Die 2026er FIFA-Weltmeisterschaft wird die größte in der Geschichte sein, mit 48 Teams und 104 Spielen in 16 Stadien in den USA, Kanada und Mexiko. Der Turnierbeginn ist am 11. Juni, das Finale am 19. Juli. Die Eröffnungsspiele finden in Mexiko-Stadt statt, das Finale in New York/New Jersey — Vier Nationen – Curaçao, Kapp Verde, Jordanien und Usbekistan, feiern ihr WM-Debüt.

Erste Sicherheitsmaßnahmen

Die US-Regierung behandelt die WM mit einer Sicherheitsstufe, die dem Super Bowl vergleichbar ist, wie AP News berichtet, and Nur eine Präsidentschaftsübernahme oder ein nationales politisches Kongressereignis hat eine höhere Priorität. Bundes-, staatliche und lokale Behörden arbeiten eng zusammen. Dazu gehören Jagddrohnen, Roboterhunde und Kameratechnik mit KI. Andrew Giuliani, Leiter der Trump-geführten Sicherheitsgruppe, bezeichnete das Sicherheitsaufkommen als ’78 Super Bowls in 39 Tagen’.

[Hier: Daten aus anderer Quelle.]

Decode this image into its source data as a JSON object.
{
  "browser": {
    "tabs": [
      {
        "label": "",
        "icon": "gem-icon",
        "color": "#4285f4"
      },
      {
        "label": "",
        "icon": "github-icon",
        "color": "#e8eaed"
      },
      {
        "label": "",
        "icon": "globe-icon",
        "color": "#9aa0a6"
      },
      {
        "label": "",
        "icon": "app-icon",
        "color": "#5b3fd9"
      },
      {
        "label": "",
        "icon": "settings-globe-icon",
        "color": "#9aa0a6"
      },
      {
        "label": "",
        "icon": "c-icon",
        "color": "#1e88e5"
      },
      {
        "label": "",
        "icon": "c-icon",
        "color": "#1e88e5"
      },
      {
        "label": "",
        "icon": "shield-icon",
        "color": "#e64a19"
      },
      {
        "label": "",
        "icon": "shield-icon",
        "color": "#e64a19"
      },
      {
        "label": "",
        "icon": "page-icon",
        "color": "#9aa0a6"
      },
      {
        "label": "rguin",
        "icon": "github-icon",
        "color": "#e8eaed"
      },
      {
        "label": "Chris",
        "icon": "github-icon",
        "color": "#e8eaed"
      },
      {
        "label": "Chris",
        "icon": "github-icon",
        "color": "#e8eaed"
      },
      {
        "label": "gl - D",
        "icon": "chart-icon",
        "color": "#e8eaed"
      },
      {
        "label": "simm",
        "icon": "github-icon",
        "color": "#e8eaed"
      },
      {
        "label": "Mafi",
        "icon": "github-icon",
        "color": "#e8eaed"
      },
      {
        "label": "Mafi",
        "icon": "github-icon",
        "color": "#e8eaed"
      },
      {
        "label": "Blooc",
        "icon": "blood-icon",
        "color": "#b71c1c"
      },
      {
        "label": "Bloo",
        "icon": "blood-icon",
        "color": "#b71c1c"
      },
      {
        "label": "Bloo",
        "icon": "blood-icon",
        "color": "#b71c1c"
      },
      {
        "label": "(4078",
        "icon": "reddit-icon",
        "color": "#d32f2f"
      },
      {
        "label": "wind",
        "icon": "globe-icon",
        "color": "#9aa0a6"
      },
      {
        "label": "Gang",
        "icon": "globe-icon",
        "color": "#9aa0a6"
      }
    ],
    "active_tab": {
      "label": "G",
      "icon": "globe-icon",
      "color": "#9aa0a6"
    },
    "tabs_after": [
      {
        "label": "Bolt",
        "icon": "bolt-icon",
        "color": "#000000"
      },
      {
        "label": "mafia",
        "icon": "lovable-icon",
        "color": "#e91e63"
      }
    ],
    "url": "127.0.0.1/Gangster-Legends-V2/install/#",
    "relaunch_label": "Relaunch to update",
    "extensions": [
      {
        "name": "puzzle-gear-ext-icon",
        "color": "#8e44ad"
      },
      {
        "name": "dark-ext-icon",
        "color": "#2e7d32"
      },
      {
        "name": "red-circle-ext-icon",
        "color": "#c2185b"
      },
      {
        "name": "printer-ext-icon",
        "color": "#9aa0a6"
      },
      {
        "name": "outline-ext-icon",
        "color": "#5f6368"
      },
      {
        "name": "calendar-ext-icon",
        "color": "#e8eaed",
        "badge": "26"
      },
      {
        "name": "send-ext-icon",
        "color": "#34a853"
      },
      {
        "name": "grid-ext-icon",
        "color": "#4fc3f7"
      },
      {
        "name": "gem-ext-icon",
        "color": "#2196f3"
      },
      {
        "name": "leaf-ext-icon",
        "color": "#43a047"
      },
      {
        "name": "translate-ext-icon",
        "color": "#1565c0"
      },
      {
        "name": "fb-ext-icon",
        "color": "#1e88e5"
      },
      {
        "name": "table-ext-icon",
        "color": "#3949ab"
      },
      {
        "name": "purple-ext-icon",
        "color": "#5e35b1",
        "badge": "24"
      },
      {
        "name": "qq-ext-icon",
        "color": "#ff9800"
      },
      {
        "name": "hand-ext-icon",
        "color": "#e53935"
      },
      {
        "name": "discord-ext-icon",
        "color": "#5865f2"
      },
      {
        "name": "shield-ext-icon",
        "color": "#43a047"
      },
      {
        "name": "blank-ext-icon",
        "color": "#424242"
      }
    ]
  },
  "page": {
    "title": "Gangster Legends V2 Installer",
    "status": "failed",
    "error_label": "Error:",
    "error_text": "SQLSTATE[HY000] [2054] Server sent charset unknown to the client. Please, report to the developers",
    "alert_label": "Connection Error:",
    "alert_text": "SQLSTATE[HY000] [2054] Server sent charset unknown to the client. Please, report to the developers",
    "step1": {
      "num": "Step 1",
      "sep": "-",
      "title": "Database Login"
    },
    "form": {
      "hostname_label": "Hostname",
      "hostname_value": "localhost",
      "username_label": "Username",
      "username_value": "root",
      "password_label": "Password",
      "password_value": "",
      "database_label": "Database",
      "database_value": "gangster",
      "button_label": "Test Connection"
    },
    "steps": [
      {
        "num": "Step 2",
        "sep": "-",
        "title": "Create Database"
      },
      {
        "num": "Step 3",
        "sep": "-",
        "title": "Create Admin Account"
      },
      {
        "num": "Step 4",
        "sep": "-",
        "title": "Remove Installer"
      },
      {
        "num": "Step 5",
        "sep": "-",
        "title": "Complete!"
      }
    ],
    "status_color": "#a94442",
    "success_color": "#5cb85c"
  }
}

Kontroversen und ethische Bedenken

FIFA-Präsident Gianni Infantino steht in der Kritik, da er angeblich politisch eng mit US-Präsident Donald Trump verbunden ist, wie Ntv berichtet. Nicholas McGeehan von FairSquare hat bei der FIFA-Ethikkommission eine Beschwerde eingereicht, in der vier Fälle genannt werden, in denen Infantino Trumps politische Agenda unterstützt haben soll. Die verspätete Antwort der Ethikkommission hat Fragen nach deren Wirksamkeit aufgeworfen. Eine Kampagne mit dem Namen ‘Reboot FIFA’ wurde ins Leben gerufen, um Reformen einzufordern. Danach ist geplant, eine von Fans unterstützte Sammelklage einzureichen.

Wetter- und organisatorische Herausforderungen

Laut T-Online wird die WM durch extreme Wetterunterschiede in den 16 Gaststädten beeinflusst. Miami und Monterrey erwarten Temperaturen, die fast zehn Grad Celsius wärmer sind als in Vancouver oder Mexiko-Stadt während der Turnierzeit. Die USA haben strenge Blitzregeln: Wenn innerhalb von acht Meilen vom Stadion Donner zu hören ist, muss das Spiel sofort unterbrochen werden. Danach beginnt ein Countdown von 30 Minuten. Wird erneut Blitz gemessen, startet der Timer erneut, was zu Verzögerungen von mehreren Stunden führen kann. Solche Verzögerungen könnten den eng getakteten Spielplan stören, wie es bereits bei vergangenen Club-WM-Events der Fall war.